Non è subordinazione se mancano la volontà delle parti e la retribuzione.
Trib. Reggio Calabria 15 marzo 2018, n. 439
Simona Santoro
Anche se un soggetto lavora all’interno del locale aziendale, con attività tipica dell’azienda e con una prestazione lavorativa che, seppur in una sola giornata, si inserisce nella organizzazione lavorativa, se manca sia la volontà delle parti che il corrispettivo pattuito o comunque la remunerazione non si può ritenere che le parti abbiano posto in essere “un rapporto giuridicamente rilevante sub specie del lavoro subordinato caratterizzato dalla onerosità e dal sinallagma lavoro- retribuzione”.
Lo ha affermato il Tribunale di Reggio Calabria 15 marzo 2018, n. 439, in relazione ad un ricorso avverso l’ordinanza-ingiunzione n. 917/2016 emessa dal Ministero del Lavoro e delle Politiche Sociali, Direzione Territoriale del Lavoro di Reggio Calabria, U.O. Affari Legali e Contenzioso (notificata in data 08/11/2016, con la quale ha ingiunto il pagamento della complessiva somma di Euro 5.959,05 a carico della titolare di un negozio di parrucchiere, per violazione delle disposizioni di cui agli artt. 4 bis, co. 2, D.LGS. n. 181/2000, 39 co. 1 e 2, D.L. n. 112/2008 convertito in Legge n. 133/2008 ed art. 3, co. 3, D.L. n. 12/2002 convertito in Legge n. 73/2002).
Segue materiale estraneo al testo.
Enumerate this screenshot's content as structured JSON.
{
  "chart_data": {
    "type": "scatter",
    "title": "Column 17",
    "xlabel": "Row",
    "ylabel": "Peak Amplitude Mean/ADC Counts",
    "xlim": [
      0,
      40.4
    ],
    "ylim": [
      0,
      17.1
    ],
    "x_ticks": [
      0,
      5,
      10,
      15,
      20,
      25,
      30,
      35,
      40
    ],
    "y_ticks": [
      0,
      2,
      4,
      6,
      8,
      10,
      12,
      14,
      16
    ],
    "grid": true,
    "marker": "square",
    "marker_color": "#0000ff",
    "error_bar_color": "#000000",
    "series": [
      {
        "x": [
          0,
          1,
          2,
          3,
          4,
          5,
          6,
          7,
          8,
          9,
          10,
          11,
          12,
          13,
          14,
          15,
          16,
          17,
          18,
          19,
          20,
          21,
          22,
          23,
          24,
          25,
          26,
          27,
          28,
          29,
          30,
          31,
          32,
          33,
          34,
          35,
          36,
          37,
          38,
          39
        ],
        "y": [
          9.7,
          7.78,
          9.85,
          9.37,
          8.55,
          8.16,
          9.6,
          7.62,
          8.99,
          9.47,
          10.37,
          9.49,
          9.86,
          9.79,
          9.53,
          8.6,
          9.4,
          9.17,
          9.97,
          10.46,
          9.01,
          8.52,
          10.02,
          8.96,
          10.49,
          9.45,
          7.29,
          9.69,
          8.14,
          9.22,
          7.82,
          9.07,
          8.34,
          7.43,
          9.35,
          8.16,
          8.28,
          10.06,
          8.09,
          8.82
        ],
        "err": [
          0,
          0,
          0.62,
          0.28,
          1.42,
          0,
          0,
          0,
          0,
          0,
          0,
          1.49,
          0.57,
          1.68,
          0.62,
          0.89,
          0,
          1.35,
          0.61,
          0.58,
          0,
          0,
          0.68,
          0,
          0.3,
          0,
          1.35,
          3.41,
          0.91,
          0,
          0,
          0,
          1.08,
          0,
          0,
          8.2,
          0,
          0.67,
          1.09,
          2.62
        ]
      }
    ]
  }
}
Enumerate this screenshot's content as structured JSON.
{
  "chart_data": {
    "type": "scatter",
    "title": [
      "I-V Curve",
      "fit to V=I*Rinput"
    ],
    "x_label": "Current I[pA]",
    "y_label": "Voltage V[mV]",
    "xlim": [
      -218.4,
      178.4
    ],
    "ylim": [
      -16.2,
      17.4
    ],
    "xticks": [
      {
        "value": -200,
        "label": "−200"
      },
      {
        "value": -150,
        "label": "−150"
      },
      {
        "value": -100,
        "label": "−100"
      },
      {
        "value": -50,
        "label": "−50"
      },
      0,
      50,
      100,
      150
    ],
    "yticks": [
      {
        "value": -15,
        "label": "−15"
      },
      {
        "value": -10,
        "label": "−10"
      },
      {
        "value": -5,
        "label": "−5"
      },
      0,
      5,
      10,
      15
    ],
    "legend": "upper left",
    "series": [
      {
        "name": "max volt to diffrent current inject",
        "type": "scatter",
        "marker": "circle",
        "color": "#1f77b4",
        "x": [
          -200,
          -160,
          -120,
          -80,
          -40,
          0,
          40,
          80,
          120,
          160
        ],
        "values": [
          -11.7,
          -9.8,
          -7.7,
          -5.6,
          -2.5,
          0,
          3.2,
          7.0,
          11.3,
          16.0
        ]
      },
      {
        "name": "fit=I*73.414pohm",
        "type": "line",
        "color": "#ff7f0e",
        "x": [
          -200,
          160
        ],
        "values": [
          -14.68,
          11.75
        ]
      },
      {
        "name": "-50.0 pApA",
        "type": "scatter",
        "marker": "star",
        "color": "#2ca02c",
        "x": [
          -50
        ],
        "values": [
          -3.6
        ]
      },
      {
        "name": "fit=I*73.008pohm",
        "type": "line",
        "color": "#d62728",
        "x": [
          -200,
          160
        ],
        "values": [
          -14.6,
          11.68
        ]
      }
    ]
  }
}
Nella fattispecie, i funzionari ispettivi avevano effettuato un accesso presso i locali di una società allo scopo di verificare l’osservanza delle norme di tutela dei rapporti di lavoro e di legislazione sociale; dal contenuto del verbale di primo accesso ispettivo (n. 97/99 del 17/07/2015), emergeva che i funzionari incaricati identificavano tra i presenti, oltre alle due socie, una terza persona che era stata “vista passare la tinta ai capelli ad una cliente”.
Le due socie tuttavia opponevano che una di loro non poteva prestare la propria opera per gravidanza e l’altra aveva da poco subìto un intervento ambulatoriale al piede in conseguenza del quale le era stato prescritto un periodo di riposo di quindici giorni.
Quanto a colei che aveva “passato la tintura” ad una cliente, la stessa affermava di essersi recata al negozio per un’occasionale visita di cortesia (essendo cognata della titolare) e “di non aver mai avuto nessun rapporto di lavoro con il centro estetico né tantomeno di avere mai percepito alcun compenso, avendo, solo a titolo di favore quel giorno, per caso, cercato di dare una mano di aiuto alle titolari, visto la loro difficoltà”.
Secondo il giudice, nel caso di specie non risultava alcun accertamento da parte degli ispettori sul carattere oneroso della prestazione né la durata apprezzabile della prestazione stessa né la volontà di un rapporto con corrispettività.
Quanto al legame familiare, Il Tribunale ritiene che esso non possa costituire valida giustificazione per escludere il carattere subordinato della prestazione, qualora il datore di lavoro sia una società e non una ditta individuale, sicché, nella specie, non è configurabile un rapporto di familiarità che possa escludere la subordinazione stessa; e, circa l’onere della prova, si conforma al principio espresso da Cass. 2 agosto 2010, n. 17992, in base al quale “ove la presunzione di gratuità delle prestazioni lavorative fra persone legate da vincoli di parentela o affinità debba essere esclusa per l’accertato difetto della convivenza degli interessati, non opera ipso iure una presunzione di contrario contenuto, indicativa cioè dell’esistenza di un rapporto di lavoro subordinato, cosicché, in caso di contestazione, la parte che faccia valere diritti derivanti da tale rapporto ha comunque l’obbligo di dimostrarne, con prova precisa e rigorosa, tutti gli elementi costitutivi e, in particolare, i requisiti indefettibili della onerosità e della subordinazione”.
Nel senso che l’ipotesi di consulenza artistica sia riconducibile a prestazioni scambiate in base ad un rapporto amicale implicante la gratuità delle medesime e la reciprocità delle utilità conseguite da ciascuna delle parti, v. Cass. 8 gennaio 2018, n. 212.